NEA Says China Scandals Didn’t Affect Investments

(Reuters) – New Enterprise Associates (NEA), a leading venture capital firm, said on Wednesday it will stick to its business plan in China despite scandals involving some overseas-listed Chinese companies as negative sentiment has been overblown.

NEA plans to list one of its China portfolio companies in the United States this year and will submit IPO applications for two other Chinese firms, as it keeps its pace of investing in three to four companies in the country every year, managing director Xiaodong Jiang said, declining to name the companies.

“Current sentiment is very negative towards Chinese companies … and those seeking an IPO next week or next month will be most impacted,” Jiang told reporters on the sidelines of a private equity conference in Hangzhou. “But such fears have been exaggerated and are expected to fade in a few months’ time.

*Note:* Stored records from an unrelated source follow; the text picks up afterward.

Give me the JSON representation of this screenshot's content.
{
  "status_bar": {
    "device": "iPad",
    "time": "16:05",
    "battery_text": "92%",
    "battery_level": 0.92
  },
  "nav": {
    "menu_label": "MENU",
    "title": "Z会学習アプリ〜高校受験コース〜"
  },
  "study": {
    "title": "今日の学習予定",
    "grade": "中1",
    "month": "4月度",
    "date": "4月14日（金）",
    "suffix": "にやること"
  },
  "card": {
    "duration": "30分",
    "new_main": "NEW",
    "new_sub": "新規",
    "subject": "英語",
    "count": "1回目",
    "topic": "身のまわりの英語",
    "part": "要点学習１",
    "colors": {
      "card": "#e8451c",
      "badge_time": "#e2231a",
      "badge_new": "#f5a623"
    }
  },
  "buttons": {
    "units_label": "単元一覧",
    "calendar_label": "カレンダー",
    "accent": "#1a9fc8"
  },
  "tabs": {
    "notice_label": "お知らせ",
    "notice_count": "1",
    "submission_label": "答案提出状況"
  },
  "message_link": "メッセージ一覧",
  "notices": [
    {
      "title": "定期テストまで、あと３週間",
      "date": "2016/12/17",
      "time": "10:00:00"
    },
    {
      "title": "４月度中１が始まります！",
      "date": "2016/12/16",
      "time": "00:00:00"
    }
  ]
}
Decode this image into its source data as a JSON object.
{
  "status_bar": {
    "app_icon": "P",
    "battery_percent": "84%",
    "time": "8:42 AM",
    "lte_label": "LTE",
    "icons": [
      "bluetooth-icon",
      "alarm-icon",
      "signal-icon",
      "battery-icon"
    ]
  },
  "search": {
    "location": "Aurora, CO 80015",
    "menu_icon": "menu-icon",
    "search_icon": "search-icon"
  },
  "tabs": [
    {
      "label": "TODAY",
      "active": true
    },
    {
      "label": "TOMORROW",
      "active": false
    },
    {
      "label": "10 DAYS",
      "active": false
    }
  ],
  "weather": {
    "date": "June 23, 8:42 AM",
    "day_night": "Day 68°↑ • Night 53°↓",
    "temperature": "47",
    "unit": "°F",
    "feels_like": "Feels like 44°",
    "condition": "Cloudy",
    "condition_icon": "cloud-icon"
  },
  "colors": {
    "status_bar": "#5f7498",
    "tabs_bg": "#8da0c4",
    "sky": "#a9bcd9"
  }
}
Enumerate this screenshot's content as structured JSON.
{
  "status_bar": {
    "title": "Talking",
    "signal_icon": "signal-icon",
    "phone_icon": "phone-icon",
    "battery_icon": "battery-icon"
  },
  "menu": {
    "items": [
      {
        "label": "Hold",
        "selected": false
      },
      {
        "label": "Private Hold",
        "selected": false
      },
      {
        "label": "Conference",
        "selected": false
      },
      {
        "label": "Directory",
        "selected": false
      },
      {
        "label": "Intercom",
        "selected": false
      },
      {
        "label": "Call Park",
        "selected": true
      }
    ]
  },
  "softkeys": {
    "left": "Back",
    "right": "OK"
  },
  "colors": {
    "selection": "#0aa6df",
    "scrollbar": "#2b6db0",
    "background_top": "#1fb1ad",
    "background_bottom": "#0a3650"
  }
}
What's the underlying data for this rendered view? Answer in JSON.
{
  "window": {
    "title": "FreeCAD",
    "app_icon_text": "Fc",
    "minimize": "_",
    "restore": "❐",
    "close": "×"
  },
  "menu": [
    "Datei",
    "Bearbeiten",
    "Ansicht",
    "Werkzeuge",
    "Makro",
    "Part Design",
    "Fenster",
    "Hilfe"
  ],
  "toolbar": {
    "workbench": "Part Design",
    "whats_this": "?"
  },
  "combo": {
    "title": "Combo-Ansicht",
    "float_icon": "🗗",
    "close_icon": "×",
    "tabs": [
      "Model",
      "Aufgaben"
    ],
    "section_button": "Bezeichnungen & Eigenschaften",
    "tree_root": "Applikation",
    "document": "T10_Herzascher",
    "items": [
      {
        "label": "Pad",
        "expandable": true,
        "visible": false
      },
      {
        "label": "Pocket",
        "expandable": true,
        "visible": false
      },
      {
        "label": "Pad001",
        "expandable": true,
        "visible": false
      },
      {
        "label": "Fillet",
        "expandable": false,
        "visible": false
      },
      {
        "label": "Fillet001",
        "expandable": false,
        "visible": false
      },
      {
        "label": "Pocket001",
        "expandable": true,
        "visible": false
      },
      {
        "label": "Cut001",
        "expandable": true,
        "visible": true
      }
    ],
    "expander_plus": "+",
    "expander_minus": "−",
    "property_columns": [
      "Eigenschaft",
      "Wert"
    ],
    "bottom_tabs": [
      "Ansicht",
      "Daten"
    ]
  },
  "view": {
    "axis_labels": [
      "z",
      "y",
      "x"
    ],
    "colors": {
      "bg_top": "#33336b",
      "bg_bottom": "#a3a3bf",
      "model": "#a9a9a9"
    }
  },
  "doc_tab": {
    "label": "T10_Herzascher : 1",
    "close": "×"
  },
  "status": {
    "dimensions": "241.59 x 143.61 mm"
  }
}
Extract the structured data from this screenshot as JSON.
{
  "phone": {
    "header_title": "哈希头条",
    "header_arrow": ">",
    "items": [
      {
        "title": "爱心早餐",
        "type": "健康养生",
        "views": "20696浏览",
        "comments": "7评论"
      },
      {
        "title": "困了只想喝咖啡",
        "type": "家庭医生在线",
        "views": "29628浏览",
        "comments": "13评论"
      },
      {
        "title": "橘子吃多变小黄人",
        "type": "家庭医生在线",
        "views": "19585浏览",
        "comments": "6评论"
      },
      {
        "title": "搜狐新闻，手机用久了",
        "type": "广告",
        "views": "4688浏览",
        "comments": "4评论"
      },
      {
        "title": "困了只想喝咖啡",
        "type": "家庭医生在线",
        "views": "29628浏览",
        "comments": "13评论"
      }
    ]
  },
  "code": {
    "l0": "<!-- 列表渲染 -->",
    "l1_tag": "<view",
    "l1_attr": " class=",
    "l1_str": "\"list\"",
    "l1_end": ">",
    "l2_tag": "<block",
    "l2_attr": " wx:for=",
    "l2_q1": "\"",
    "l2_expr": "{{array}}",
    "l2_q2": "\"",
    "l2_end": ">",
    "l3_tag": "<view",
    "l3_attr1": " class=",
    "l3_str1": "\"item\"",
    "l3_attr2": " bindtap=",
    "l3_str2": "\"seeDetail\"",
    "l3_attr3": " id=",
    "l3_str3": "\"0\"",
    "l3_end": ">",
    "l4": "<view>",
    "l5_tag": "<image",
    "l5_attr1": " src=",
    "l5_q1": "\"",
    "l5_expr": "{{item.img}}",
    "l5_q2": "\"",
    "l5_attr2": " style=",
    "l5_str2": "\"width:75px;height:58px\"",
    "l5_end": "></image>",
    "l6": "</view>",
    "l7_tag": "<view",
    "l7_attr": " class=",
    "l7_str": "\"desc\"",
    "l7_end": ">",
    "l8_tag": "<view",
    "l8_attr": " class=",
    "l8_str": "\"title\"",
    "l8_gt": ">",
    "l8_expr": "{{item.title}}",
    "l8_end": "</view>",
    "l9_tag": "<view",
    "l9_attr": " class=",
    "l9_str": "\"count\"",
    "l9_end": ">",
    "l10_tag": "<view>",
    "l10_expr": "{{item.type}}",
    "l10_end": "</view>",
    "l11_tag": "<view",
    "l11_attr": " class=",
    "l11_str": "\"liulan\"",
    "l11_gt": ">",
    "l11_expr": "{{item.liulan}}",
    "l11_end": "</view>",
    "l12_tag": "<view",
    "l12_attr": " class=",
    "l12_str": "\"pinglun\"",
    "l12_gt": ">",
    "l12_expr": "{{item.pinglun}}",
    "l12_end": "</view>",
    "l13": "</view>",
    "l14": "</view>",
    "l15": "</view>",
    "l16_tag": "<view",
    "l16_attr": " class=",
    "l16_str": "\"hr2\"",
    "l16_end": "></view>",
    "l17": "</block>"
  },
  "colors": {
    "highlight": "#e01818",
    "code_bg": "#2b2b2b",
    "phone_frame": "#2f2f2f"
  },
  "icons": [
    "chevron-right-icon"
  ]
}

Most Chinese companies are trustworthy.”

Investor concern over the integrity of Chinese companies, triggered by a series of accounting scandals at firms such as Sino-Forest Corp and fuelled by negative research reports from short sellers such as Muddy Waters, have knocked down prices of overseas-listed Chinese companies and thwarted several IPO plans.

NEA, a shareholder in Muddy Waters target Spreadtrum Communication, is confident about the Chinese chip company’s integrity and its business prospects, Jiang said.

Spreadtrum’s shares plunged after Muddy Waters questioned the company’s accounting practices in a negative public letter, but has rebounded sharply following clarification by Spreadtrum’s management.

“Time will tell whether the water is muddy or clear,” Jiang said. “Practices by some companies are outrageous and irresponsible, and there could also be other untold purposes.”

Jiang said some overseas-listed Chinese companies were problematic, but added that many such firms were misled into foreign capital markets by some western investment banks in the immediate wake of the financial crisis when cash was badly needed.

NEA, which has $11 billion under management globally, has invested about a quarter of its money in emerging markets China and India and that proportion will rise over time, Jiang said.

Since entering China in 2003, NEA has invested about $400 million in a portfolio of more than 20 companies, including e-commerce business, mobile payment service provider Lianlian Pay and Novast Pharmaceuticals.